The vast majority of Americans who will never get a college degree includes millions of ex-manufacturing workers who used to make a good living by making things here in the U.S. For decades, the economy offered them a way to use their skills and gifts and afford the basics of life, plus a little fun. It is increasingly the case that our economic system has no real place for them. Those with less than a college degree have precious few ways to support a family in anything approaching comfort. And even these avenues are vanishing.
Are they to be consigned to working at 7/11 and making $9 an hour for the rest of their lives? Don’t we as citizens have an obligation to see that they have something better to aspire to — work that allows them to support their families in a dignified way, and maybe even to put something away for college for the kids and themselves in their golden years?
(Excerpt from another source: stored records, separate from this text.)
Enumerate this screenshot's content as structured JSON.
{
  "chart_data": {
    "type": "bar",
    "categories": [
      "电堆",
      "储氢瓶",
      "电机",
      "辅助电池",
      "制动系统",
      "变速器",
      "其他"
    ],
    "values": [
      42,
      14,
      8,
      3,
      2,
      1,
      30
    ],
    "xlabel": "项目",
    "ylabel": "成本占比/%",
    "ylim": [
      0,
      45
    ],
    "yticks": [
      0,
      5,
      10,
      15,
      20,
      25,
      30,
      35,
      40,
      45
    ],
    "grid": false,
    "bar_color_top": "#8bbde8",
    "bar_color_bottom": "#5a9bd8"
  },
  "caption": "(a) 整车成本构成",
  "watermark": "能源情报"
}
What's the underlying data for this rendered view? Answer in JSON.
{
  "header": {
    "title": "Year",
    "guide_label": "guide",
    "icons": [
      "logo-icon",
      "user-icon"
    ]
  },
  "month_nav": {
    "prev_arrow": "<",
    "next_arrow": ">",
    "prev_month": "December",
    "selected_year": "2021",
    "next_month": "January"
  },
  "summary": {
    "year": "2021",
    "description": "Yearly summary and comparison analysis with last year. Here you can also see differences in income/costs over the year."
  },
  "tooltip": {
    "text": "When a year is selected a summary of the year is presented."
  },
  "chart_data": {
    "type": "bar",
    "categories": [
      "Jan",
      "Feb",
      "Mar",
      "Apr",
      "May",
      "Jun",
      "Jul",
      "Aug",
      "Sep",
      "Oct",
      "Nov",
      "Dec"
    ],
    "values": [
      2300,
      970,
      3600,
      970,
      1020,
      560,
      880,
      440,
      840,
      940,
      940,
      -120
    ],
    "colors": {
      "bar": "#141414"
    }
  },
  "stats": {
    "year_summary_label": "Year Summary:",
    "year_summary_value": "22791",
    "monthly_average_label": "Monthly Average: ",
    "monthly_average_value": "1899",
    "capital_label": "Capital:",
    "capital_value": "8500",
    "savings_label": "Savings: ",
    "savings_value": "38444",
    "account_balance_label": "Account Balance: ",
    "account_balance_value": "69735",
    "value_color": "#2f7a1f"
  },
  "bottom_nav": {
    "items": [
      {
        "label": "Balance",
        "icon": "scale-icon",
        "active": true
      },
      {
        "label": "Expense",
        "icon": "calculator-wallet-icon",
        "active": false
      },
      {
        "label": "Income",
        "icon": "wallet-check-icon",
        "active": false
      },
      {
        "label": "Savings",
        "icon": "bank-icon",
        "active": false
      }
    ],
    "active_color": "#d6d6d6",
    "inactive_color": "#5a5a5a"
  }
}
These questions have not been asked of Americans in any public and consistent way for years — decades, even. The very phrase, “we, as citizens, are obligated to …” is, in the libertarian, Hobbesian world of economic mercilessness we’ve allowed to flourish, a nonsensical phrase full of meaningless words.
If we want a different future, we must address the needs of our non-white-collar workers to find meaningful and rewarding work. For that, I would argue that we need an official industrial policy. The U.S. is the only so-called “First World” nation without one, and it shows.
We could use Germany as a model of how this might work. Germany is famously one of the premier sources of high-quality goods of every sort — cars, clocks, precision instruments, electronics, cameras and other optical equipment, and so on. A big reason is that the German people have decided that they want an economy that produces those things, and has taken specific actions through their government to achieve that goal:
- They invest lots of public money in training a highly educated work force. And “education” doesn’t necessarily mean college — while the German higher education system is excellent, they also place a far greater emphasis on vocational training than the United States does. Most of the people who actually build BMW cars in Germany’s factories do not need a college education to do so, but they do need familiarity with precision, computerized machinery, plus deep and detailed training in various materials-handling skills, and so on.
- That highly educated work force designs and makes high-end products for high wages, because education (again, in the broader sense — not just college) makes workers more valuable. It then exports those high-quality products at high prices.
Germany is the second (CORRECTION: third) biggest exporter in the world despite having slightly less than a third of America’s population and only about 7 percent of the largest exporter, China — while having some of the best-paid workers in the world. German auto workers, for example, make almost twice what America’s workers make.
We could transform our economic structures into something that would make Ayn Rand smile up wanly from Hell, and still not beat the cheaper parts of the world on cost. Germany has avoided going down America’s road toward middle class ruin by investing public resources in training their workforce and in research.
Such an approach is possible in the United States, but to get there, we as citizens must realize — more than that, we must decide, and then act on the decision — that, to coin a phrase, the economy is made by and for us, and not us for the economy.